If any containers in the CLDB volume fall below the minimum value of the minimum replication factor, the cluster is inaccessible until aggressive re-replication restores the minimum level of replication. If a disk failure is detected, any data stored on the failed disk is re-replicated without regard to the timeout specified in the cldb.fs.mark.rereplicate.sec parameter.

If all copies of a container, which are neither under nor over replicated, are on the same rack, HPE Ezmeral Data Fabric automatically detects and distributes the copies, such that they are all not on the same rack, after 12 hours. If a container is under replicated and HPE Ezmeral Data Fabric is unable to find a different rack for the new copy, the creation of the copy is deferred. If another rack is unavailable for the new copy after 3 hours, HPE Ezmeral Data Fabric creates a copy of the container on the same rack and if this results in all copies of the container being on the same rack, HPE Ezmeral Data Fabric distributes the copies after 12 hours. Also, during replication, HPE Ezmeral Data Fabric tries to defer the scenarios where all copies end up on the same rack. As per deferring policy:

  • If a container has copies less than the "minimum replication" but greater than 2 and if both copies end up on the same rack, then HPE Ezmeral Data Fabric tries to create the third copy on a different rack for up to 3 hours.
  • If a container has copies more than the minimum but less than the desired and if all copies are on the same rack, then HPE Ezmeral Data Fabric tries to create the next copy on a different rack for up to 3 hours.

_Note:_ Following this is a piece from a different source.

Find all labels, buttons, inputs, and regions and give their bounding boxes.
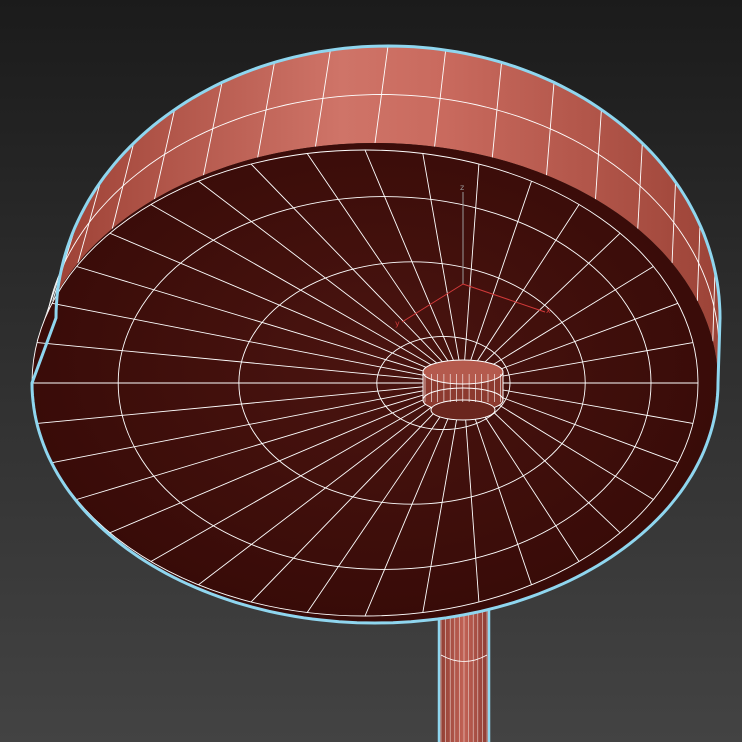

If you do not set the namespace (NS) replication and minimum namespace replication values explicitly, they assume the same values as (data) replication and minimum replication respectively. This means that all changes to (data) replication and minreplication parameters are also reflected in nsreplication and nsminreplication. If nsreplication or nsminreplication is modified or specified during creation, nsreplication and nsminreplication start assuming values different from replication and minreplication.

Table Replication vs Mirroring - Understanding the Differences

This section describes the advantages of both Table Replication and Mirroring, to let you determine the best option for your use case.

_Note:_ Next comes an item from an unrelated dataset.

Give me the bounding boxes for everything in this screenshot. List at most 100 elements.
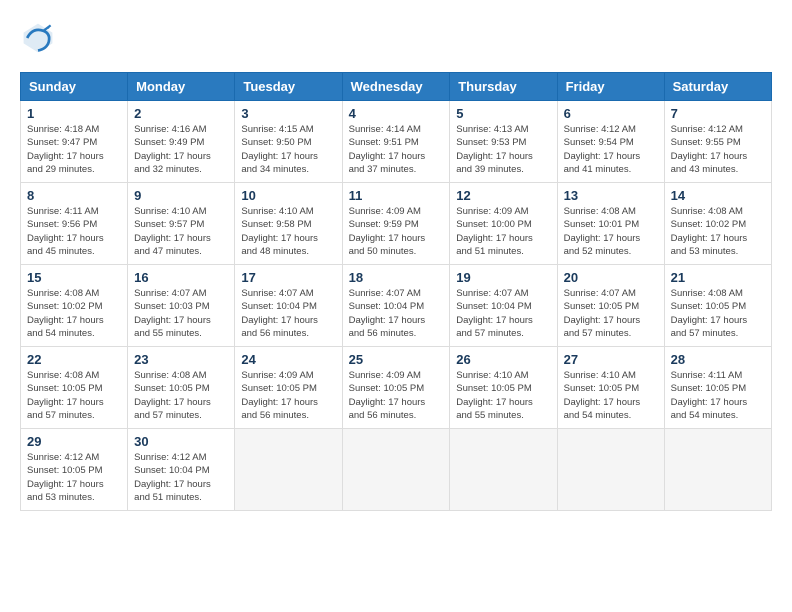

Advantages of Table Replication
  1. Table replication replicates each table update instantaneously, in seconds (subject to compute and network resources). Mirroring has a much larger RTO (recovery time objective), in minutes.
  2. Table replication also transmits lesser data because it just transmits the actual physical rows and nothing else.
  3. In table replication, both the end points are READ-WRITE masters with the option of two-way multi-master replication.
  4. Table replication proceeds from Source Table > Destination Gateway(s) > Destination Table, which provides reasonable isolation between the two end point clusters. The source table talks only to the Destination Gateway(s).
When using mirroring, avoid placing table replication sources in the mirror volume. Doing so, creates problems if the mirror is broken and promoted.

For tables and streams, table replication is usually the right choice. However, there are exemptions where mirroring is the best choice.

Advantages of Mirroring
  1. Since a volume mirror represents a moment in time, there is a higher probability of recovering from a volume than from multiple tables.
  2. You can retain old states of a mirror. If you have deleted a bunch of data in your tables and table replication has replicated those changes, then you can recover your data from a mirror.
  3. Mirrors are helpful during development. Create a read-write mirror and use for development. Revert it to the last mirrored state and start over. The point is that you can revert the entire volume to a known state, as needed.
  4. Use local mirror(s) to increase read throughput.
  5. You can use mirrors to obtain traceability and reproducibility during data operations such as machine learning. You can have separate mirrors for different clusters, and operations on one mirror do not affect the other.